Wenn sich Menschen mit jemandem verbunden fühlen, fliesst ebenfalls Oxytocin durch den menschlichen Organismus. Markus Heinrichs vom Institut für Psychologie der Uni Freiburg (D) hat als einer der ersten die genaue Wirkung des Botenstoffs nachweisen können. Er fand heraus, wie und dass Oxytocin menschliches Verhalten steuert. Das Hormon verringert Stress und Angst. Zudem steigert es die Fähigkeit, die Gefühle des Gegenübers zu lesen. Gute Freunde können daher erspüren, wie es dem anderen geht.

Freunde statt Beruhigungsmittel

Um zu testen, wie das Hormon wirkt, setzte er Freiwillige unter anderem einem Stresstest aus, einer Mischung aus Bewerbungsgespräch und Kopfrechnen vor kritischem Publikum.
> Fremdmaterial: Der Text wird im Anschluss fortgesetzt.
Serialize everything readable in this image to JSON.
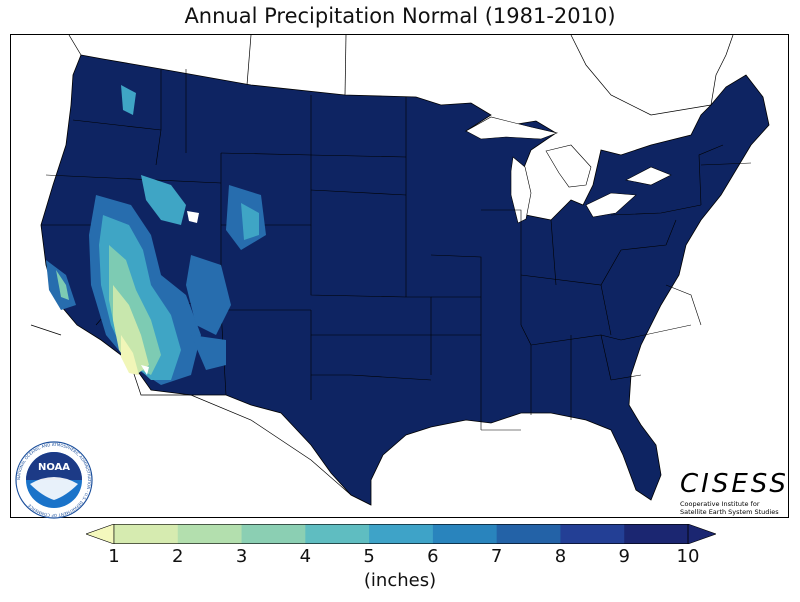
{
  "title": "Annual Precipitation Normal (1981-2010)",
  "colorbar": {
    "units": "(inches)",
    "ticks": [
      "1",
      "2",
      "3",
      "4",
      "5",
      "6",
      "7",
      "8",
      "9",
      "10"
    ],
    "colors": [
      "#f4f8bd",
      "#d6ebb0",
      "#b3dfae",
      "#8bcfb3",
      "#5fbdc1",
      "#3ea3c8",
      "#2984bd",
      "#2362a7",
      "#233f95",
      "#1b2671"
    ],
    "extend": "both"
  },
  "map": {
    "region": "contiguous-united-states",
    "dominant_color": "#0e2462",
    "dry_colors": [
      "#f1f6b8",
      "#c8e7ad",
      "#7dcbb3",
      "#3fa5c5",
      "#276dae"
    ]
  },
  "logos": {
    "left_logo_text": "NOAA",
    "left_logo_ring_text": "NATIONAL OCEANIC AND ATMOSPHERIC ADMINISTRATION · U.S. DEPARTMENT OF COMMERCE",
    "right_logo_name": "CISESS",
    "right_logo_full": "Cooperative Institute for Satellite Earth System Studies"
  }
}
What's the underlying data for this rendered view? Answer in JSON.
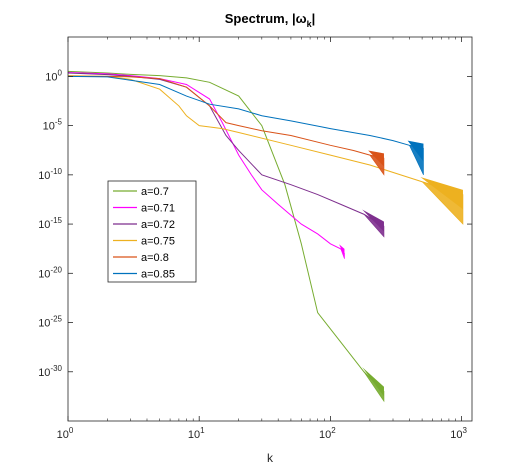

Wer bei der Vorbereitung darauf einen Freund an der Seite hatte, wies weniger des Stresshormons Cortisol im Speichel auf. Erhielten die Versuchsteilnehmer zusätzlich Oxytocin als Nasenspray verabreicht, senkte das ihre Anspannung zusätzlich.

In der Regel sind Freunde also ein prima Beruhigungsmittel, doch es wirkt nicht bei jedem gleich gut. Bei seinen Tests fand der Forscher aber auch Menschen, bei denen soziale Unterstützung den Stress nicht senkte. Bei einigen Menschen entfaltet das Hormon Oxytocin im Körper aus genetischen Gründen weniger Wirkung. Sie sind wohl zum Eigenbrötler geboren. Daran könnten auch die besten Freunde nichts ändern.